Anda di halaman 1dari 6

ANALISIS CERPEN NEGERI KANIBAL KARYA

MOCHTAR LUBIS
Mochtar Lubis (dilahirkan Padang, Sumatera Barat, 7 Maret 1922;meninggal Jakarta, 2
Juli 2004) adalah seorang jurnalis dan pengarang ternama asal Indonesia. Sejak zaman
pendudukan Jepang ia telah dalam lapangan penerangan.

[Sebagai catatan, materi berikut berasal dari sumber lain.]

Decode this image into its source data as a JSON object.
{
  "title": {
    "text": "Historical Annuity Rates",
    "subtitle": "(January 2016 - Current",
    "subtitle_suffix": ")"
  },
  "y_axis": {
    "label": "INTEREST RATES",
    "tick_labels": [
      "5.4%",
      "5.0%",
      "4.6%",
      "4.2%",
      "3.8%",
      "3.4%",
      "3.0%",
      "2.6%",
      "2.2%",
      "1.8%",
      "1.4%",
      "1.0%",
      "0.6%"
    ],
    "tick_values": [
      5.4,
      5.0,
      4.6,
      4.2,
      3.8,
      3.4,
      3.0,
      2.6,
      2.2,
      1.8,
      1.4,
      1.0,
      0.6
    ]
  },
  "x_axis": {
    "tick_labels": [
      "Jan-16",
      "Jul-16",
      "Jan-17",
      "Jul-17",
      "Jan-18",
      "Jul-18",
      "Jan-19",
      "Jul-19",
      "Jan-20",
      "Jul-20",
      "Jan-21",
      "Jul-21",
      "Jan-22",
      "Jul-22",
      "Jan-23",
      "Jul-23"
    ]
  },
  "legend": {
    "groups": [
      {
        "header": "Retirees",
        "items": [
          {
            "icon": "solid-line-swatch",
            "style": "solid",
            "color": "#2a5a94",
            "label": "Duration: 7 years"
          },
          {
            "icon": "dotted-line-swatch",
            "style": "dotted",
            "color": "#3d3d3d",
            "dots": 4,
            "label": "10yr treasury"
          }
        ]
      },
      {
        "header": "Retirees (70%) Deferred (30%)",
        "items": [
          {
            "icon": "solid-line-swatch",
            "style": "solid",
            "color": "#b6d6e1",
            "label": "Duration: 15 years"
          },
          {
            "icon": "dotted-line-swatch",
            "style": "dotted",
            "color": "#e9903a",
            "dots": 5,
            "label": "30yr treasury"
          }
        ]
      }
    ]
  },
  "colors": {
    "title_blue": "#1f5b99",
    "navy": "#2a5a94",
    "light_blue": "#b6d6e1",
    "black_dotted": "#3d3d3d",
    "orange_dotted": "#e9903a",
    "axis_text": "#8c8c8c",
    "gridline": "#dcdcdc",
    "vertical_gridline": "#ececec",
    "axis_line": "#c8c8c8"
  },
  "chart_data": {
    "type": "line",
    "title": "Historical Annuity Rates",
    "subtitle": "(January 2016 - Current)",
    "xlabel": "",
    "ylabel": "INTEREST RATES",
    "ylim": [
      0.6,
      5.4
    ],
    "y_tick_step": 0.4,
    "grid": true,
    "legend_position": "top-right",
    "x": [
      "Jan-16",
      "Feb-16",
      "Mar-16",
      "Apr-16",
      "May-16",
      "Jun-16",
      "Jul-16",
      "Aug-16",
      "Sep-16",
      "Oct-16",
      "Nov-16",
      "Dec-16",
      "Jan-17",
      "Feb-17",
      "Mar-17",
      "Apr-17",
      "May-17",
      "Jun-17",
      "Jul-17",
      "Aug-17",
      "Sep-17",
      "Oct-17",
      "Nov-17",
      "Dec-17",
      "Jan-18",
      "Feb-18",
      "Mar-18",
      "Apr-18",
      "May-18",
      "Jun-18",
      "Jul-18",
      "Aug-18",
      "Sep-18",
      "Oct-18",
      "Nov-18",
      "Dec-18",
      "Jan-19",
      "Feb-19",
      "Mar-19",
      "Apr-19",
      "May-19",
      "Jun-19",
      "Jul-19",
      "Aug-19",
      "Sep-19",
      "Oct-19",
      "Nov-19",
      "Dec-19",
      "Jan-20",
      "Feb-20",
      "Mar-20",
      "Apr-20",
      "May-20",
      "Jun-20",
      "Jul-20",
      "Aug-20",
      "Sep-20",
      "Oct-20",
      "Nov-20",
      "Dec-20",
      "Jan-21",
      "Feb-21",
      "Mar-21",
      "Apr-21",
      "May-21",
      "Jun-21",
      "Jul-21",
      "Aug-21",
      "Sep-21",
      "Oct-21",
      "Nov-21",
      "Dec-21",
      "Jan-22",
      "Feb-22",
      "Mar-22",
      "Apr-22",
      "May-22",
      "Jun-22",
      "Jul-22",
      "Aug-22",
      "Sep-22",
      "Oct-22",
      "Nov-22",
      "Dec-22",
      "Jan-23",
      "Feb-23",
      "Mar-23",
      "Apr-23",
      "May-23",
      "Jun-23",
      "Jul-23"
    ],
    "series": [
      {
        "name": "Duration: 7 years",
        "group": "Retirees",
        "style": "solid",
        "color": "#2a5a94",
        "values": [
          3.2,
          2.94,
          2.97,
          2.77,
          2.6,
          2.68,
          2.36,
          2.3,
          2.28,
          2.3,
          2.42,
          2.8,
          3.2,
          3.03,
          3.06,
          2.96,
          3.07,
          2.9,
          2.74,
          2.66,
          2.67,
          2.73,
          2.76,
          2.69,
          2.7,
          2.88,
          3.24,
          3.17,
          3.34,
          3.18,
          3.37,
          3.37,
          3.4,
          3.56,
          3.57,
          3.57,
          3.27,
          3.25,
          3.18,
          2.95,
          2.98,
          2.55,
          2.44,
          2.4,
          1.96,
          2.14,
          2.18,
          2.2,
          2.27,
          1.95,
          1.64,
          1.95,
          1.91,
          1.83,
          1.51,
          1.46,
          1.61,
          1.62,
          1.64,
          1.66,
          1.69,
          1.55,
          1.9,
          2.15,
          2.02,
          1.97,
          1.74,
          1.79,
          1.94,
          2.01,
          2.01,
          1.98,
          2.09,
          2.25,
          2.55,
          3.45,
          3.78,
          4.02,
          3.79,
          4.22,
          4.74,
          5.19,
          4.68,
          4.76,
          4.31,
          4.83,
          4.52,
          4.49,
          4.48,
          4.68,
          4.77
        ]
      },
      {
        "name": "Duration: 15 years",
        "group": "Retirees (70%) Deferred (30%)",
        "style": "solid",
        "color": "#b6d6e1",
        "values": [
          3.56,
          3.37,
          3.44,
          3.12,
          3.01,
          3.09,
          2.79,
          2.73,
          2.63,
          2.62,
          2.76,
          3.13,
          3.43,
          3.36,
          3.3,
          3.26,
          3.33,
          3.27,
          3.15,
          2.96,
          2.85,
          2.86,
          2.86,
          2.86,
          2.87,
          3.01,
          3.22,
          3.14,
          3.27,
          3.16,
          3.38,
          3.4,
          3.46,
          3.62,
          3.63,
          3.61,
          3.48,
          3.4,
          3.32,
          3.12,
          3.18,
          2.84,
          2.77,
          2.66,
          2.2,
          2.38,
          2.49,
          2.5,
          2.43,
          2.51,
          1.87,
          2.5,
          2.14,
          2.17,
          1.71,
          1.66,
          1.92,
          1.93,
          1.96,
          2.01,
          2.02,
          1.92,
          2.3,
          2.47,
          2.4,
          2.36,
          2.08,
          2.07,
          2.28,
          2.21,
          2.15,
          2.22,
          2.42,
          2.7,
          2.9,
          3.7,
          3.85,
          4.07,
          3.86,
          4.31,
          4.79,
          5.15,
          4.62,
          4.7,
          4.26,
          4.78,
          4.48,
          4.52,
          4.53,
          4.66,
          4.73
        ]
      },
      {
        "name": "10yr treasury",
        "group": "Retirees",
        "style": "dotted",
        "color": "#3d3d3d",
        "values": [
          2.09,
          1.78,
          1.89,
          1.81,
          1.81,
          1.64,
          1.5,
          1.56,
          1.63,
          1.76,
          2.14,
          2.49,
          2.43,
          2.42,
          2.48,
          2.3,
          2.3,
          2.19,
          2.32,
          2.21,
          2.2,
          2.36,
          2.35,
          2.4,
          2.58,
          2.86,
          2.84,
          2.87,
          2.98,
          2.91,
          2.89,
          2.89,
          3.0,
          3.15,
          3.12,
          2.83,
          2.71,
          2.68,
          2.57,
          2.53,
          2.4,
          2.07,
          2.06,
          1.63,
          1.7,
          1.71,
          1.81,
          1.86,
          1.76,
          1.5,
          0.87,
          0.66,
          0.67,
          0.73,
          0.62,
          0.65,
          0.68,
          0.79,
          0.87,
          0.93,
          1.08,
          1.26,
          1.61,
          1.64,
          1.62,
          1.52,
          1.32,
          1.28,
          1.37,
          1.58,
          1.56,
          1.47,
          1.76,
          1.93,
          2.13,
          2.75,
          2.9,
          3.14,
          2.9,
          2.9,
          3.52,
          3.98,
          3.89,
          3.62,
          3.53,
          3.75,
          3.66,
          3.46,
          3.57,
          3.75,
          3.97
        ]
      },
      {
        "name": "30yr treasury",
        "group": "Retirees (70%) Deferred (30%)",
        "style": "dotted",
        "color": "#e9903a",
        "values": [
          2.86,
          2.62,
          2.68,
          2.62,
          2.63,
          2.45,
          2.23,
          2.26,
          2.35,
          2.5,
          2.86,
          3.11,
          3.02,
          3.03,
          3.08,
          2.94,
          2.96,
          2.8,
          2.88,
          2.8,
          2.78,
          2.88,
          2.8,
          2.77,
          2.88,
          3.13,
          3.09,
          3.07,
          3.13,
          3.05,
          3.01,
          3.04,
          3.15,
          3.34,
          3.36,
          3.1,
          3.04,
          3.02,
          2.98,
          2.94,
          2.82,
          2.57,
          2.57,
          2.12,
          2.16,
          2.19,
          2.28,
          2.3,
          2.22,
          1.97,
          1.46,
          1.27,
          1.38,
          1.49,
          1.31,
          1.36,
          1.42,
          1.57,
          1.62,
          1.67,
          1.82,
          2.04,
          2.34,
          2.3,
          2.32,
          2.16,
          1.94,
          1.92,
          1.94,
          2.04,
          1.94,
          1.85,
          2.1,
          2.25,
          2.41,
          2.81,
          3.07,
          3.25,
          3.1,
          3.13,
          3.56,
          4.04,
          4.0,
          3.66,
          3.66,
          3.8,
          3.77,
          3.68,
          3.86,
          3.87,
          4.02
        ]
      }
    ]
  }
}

Ia turut mendirikan Kantor
Berita ANTARA, kemudian mendirikan dan memimpin harian Indonesia Raya yang telah
dilarang terbit. Ia mendirikan majalah sastra Horizon bersama-sama kawan-kawannya.
Pada waktu pemerintahan rezim Soekarno, ia dijebloskan ke dalam penjara hampir
sembilan tahun lamanya dan baru dibebaskan pada tahun 1966. Pemikirannya selama di
penjara, ia tuangkan dalam buku Catatan Subversif (1980).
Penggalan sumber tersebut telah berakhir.